North Pack Monadnock is a modest summit but the hike up the mountain is rewarding experience, with great views from the summit on the surrounding wooded hills of New Hampshire.

If you are looking for a reasonably challenging hike to get back in shape before more arduous climbs, look no further than North Pack Monadnock. Compared to nearby Mount Monadnock, the hike up North Pack is relatively easy, but the trail is steep in some places and will give you the flavor of longer hikes in the White Mountains: a consistently ascending trail under pine trees and birches, nice views and places to rest along the way, and a rewarding summit experience.

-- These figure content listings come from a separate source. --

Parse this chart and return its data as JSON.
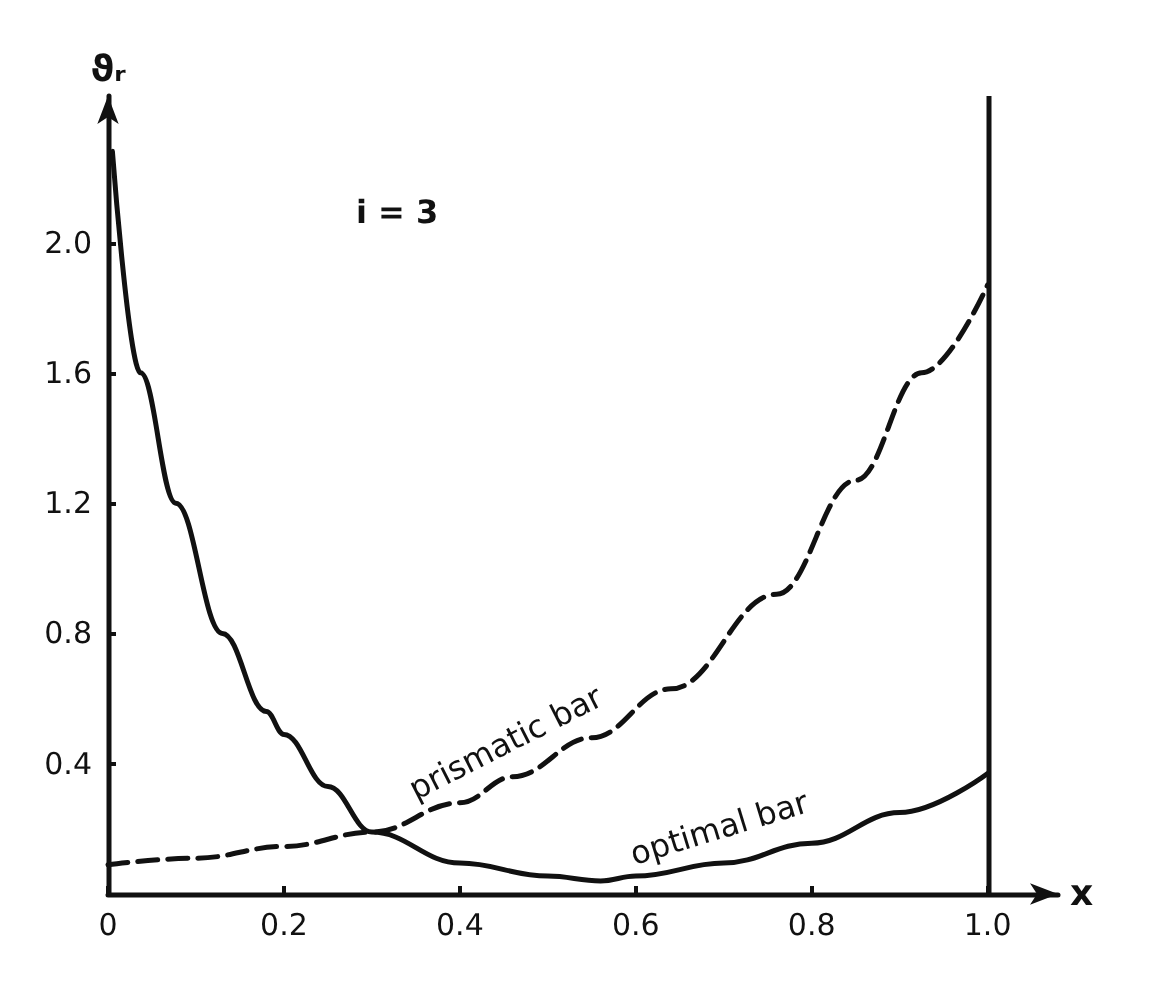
{
  "chart_data": {
    "type": "line",
    "xlabel": "x",
    "ylabel": "ϑᵣ",
    "annotations": [
      "i = 3"
    ],
    "series": [
      {
        "name": "prismatic bar",
        "color": "#111111",
        "line_style": "dashed",
        "x": [
          0,
          0.1,
          0.2,
          0.3,
          0.4,
          0.46,
          0.55,
          0.64,
          0.76,
          0.85,
          0.925,
          1.0
        ],
        "values": [
          0.09,
          0.11,
          0.146,
          0.19,
          0.28,
          0.36,
          0.48,
          0.63,
          0.92,
          1.27,
          1.6,
          1.87
        ]
      },
      {
        "name": "optimal bar",
        "color": "#111111",
        "line_style": "solid",
        "x": [
          0.005,
          0.037,
          0.077,
          0.13,
          0.18,
          0.2,
          0.25,
          0.3,
          0.4,
          0.5,
          0.56,
          0.6,
          0.7,
          0.8,
          0.9,
          1.0
        ],
        "values": [
          2.28,
          1.6,
          1.2,
          0.8,
          0.56,
          0.49,
          0.33,
          0.19,
          0.095,
          0.055,
          0.04,
          0.055,
          0.095,
          0.156,
          0.25,
          0.37
        ]
      }
    ],
    "xlim": [
      0,
      1.08
    ],
    "xticks": [
      0,
      0.2,
      0.4,
      0.6,
      0.8,
      {
        "value": 1,
        "label": "1.0"
      }
    ],
    "ylim": [
      0,
      2.45
    ],
    "yticks": [
      0.4,
      0.8,
      1.2,
      1.6,
      {
        "value": 2,
        "label": "2.0"
      }
    ],
    "ref_lines": [
      {
        "axis": "x",
        "value": 1,
        "color": "#111111"
      }
    ],
    "grid": false,
    "legend": false,
    "marker": "none"
  }
}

The hike itself, which is using part of the Wapack Trail, is relatively short: the 3-mile round trip will take less than 2 hours if you are in good shape, but it will be tough to resist spending more time on the mountain to soak in the views and maybe continuing on Cliff Trail, beyond the large cairn that materializes the North Pack summit. Overall, you can easily spend an entire day there if you bring your lunch and hike at a comfortable pace. The summit itself is a good place for a snack or a picnic, with large, flat rocks to rest.

The only map available is the one displayed at the trailhead information board, but it is virtually impossible to get lost on the trail: from the parking lot, follow the yellow triangles signaling the trail on the left side of the road (sign for Wapack trail on the tree to the right of the trail); there is no intersection along the way.

The hike is mostly under the shade of trees, but some sections, including the summit, are exposed to the sun, and it is wise to bring a cap in summer; conversely, the wind can blow hard in any season, and a windproof jacket may make your experience at the top more enjoyable if you ascend on a windy day.

If you are tempted by the sign at the trailhead for Mount Monadnock (more than 7 miles round trip from the parking lot), the best option is to come back another day and ascend Mount Monadnock from its base: check the Big One at Mount Monadnock and the direct route to Mount Monadnock. Both hikes are more challenging and will require some scrambling on rocks and boulders.